Arthur Dove - Youth and Education

Youth and Education

Dove was born to a wealthy family in Canandaigua, New York. His parents, William George and Anna Elizabeth, were of English ancestry. William Dove was interested in politics and named his son Arthur Garfield, after the Republican candidates for President and Vice-President in the 1880 election, James Garfield and Chester Arthur, who ultimately won the vote. Arthur Dove grew up loving the outdoors on a farm; however, his father was a very successful businessman who owned a brickyard (along with city real estate) and expected his son to become wealthy. Dove's childhood interests included playing the piano, painting lessons, and being a pitcher on a high school baseball team. As a child, he was befriended by a neighbor, Newton Weatherby, a naturalist who helped form Dove's appreciation of nature. Weatherby was also an amateur painter who gave Dove pieces of leftover canvas to work with.

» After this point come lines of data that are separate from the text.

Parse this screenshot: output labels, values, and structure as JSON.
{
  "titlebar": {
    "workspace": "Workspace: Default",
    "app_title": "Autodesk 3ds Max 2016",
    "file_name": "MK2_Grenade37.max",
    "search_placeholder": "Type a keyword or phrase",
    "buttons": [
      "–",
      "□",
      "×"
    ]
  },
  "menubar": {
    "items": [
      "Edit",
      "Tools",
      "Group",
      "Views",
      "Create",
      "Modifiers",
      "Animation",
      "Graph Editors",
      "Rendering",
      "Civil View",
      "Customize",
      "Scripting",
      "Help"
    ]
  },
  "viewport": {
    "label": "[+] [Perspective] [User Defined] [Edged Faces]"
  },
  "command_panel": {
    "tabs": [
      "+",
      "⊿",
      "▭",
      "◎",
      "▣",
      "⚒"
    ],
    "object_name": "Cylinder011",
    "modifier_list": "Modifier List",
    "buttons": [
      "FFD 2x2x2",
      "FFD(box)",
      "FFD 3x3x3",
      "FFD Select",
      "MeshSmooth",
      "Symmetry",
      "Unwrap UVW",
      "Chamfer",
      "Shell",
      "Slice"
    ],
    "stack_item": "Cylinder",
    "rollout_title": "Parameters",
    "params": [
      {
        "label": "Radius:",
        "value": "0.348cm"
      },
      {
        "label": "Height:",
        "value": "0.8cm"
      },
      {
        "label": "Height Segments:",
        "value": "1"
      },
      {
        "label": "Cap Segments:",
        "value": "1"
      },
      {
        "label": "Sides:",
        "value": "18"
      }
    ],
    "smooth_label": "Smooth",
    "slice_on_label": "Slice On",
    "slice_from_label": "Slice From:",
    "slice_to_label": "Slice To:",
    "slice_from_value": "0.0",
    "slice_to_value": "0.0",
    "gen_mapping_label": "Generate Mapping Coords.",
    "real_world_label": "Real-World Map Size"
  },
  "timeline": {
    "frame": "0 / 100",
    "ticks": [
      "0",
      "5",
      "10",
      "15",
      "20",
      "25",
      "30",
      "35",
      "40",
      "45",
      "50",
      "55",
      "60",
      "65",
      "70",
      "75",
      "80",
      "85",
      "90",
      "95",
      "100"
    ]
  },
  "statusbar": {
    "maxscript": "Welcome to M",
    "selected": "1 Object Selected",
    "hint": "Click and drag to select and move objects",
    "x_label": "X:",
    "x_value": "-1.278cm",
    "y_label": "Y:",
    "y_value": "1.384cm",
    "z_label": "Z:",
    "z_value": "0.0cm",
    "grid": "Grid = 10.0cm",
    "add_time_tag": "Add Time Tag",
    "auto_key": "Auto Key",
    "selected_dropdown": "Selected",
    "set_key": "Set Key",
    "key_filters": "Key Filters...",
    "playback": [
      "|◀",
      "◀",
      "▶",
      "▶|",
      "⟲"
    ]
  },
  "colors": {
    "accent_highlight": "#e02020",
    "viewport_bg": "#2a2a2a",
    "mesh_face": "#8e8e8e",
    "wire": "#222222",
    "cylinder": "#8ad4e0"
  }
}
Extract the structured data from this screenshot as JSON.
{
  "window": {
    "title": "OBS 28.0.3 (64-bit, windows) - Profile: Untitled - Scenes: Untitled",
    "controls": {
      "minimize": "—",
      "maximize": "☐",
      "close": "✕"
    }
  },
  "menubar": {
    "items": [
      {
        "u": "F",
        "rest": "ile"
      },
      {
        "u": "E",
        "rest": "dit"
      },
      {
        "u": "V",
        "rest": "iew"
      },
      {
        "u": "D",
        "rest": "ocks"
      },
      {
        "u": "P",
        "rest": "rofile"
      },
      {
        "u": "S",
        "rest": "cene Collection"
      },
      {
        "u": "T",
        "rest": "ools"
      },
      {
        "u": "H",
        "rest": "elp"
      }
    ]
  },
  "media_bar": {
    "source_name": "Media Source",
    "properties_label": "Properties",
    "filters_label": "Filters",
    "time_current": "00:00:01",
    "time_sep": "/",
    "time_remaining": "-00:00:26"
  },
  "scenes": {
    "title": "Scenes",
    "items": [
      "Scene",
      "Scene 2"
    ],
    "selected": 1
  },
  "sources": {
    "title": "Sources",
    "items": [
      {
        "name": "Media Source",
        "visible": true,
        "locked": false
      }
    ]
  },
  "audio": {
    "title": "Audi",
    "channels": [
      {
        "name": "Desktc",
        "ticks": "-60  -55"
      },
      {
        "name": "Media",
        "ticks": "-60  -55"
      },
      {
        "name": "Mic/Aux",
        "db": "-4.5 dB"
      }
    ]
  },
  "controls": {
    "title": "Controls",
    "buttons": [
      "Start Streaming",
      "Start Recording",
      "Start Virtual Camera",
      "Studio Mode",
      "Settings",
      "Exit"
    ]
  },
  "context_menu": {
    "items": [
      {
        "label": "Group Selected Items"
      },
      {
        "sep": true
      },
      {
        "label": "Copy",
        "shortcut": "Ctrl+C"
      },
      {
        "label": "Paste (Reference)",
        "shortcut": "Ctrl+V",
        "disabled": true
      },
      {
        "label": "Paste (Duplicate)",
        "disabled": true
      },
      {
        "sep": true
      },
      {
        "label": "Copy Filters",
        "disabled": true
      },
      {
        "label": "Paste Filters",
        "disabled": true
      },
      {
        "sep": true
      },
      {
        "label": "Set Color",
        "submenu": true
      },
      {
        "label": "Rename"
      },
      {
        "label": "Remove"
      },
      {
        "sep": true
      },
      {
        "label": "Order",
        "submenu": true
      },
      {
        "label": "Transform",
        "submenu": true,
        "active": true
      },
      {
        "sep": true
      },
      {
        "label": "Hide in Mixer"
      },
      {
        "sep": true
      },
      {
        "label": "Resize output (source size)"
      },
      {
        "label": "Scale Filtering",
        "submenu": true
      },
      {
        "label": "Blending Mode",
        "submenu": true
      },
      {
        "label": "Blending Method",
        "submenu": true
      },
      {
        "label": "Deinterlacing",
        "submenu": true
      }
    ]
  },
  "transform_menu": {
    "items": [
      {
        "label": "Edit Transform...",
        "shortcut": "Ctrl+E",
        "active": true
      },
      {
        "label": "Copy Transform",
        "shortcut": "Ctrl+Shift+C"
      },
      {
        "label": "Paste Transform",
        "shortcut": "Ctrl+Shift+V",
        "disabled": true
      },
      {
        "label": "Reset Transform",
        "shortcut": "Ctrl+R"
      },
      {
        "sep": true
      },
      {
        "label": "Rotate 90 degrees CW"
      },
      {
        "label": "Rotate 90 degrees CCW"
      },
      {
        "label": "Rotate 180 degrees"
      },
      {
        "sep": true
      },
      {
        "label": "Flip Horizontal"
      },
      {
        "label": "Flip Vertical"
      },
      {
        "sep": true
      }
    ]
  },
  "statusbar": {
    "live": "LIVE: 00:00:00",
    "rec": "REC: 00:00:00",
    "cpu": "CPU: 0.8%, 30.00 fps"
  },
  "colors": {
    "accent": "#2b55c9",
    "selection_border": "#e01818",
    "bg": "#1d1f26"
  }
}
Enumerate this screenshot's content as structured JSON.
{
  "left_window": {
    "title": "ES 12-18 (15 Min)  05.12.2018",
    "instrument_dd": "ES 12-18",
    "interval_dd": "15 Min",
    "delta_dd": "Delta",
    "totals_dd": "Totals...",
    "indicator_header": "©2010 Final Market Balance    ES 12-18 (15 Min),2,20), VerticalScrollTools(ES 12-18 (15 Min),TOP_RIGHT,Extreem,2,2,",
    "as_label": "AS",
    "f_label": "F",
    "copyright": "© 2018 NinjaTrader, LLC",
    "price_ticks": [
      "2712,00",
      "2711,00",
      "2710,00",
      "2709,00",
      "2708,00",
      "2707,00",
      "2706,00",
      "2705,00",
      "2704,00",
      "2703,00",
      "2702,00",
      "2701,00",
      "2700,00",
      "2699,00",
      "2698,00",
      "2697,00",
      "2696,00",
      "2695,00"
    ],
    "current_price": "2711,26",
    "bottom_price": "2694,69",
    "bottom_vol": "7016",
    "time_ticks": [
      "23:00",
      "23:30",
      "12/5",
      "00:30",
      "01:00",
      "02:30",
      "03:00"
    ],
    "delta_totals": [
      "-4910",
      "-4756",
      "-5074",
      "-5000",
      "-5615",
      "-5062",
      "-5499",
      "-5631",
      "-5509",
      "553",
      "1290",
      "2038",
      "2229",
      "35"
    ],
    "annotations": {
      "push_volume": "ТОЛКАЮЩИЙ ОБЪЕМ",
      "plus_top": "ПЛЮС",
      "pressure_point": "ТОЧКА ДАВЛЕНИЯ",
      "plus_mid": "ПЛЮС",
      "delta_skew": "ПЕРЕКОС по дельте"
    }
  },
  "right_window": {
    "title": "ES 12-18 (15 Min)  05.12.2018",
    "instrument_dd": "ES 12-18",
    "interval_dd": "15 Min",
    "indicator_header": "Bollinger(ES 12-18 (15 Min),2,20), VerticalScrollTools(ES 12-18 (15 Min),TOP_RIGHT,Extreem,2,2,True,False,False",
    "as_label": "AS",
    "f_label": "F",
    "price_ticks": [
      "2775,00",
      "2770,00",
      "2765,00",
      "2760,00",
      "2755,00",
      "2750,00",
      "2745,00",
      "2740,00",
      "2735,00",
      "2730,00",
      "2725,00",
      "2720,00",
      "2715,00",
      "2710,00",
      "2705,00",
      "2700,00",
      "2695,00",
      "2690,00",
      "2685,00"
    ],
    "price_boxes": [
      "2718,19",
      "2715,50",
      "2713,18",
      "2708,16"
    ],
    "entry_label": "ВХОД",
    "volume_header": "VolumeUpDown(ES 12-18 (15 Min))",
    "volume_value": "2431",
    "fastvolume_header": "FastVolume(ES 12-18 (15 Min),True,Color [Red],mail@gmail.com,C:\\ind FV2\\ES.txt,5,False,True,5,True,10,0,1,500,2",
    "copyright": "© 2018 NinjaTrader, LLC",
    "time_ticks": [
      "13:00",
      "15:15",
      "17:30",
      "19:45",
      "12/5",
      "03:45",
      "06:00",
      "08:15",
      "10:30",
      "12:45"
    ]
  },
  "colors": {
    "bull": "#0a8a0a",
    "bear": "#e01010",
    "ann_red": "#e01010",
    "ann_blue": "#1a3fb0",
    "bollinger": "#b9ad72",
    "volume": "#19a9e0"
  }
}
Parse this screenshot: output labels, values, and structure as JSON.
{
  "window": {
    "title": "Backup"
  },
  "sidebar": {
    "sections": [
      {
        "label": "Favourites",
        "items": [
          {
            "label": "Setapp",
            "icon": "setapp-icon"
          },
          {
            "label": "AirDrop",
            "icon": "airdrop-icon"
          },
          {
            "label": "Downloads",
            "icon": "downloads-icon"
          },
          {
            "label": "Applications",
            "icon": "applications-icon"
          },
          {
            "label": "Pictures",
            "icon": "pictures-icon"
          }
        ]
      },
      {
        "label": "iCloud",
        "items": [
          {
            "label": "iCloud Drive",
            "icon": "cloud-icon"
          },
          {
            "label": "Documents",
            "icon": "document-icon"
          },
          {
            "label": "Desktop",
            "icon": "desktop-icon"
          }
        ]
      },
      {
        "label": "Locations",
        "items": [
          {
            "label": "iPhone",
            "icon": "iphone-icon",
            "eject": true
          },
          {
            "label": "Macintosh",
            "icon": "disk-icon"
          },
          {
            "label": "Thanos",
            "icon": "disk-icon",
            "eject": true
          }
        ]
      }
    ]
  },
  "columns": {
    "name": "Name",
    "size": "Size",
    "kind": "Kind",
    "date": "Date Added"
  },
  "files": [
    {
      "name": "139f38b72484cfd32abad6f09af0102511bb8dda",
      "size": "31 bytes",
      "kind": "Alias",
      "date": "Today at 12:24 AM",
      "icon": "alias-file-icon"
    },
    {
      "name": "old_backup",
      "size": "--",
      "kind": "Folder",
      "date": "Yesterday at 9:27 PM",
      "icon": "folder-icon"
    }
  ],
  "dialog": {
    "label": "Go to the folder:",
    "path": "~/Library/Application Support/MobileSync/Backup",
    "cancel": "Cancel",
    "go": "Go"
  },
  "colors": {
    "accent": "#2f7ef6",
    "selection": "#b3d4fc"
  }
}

Dove attended Hobart College and Cornell University, and graduated from Cornell in 1903. Dove was chosen to illustrate the Cornell University yearbook. Dove's illustrations proved popular because they brought life to the characters and situations they depicted. After graduation, he became a well known commercial illustrator in New York City, working for Harper's Magazine and The Saturday Evening Post. Dove's parents were upset at his choice to become an artist, instead of a more profitable profession that his Ivy League degree would have enabled, and they would prove unsympathetic to the difficulties that came with a career in art.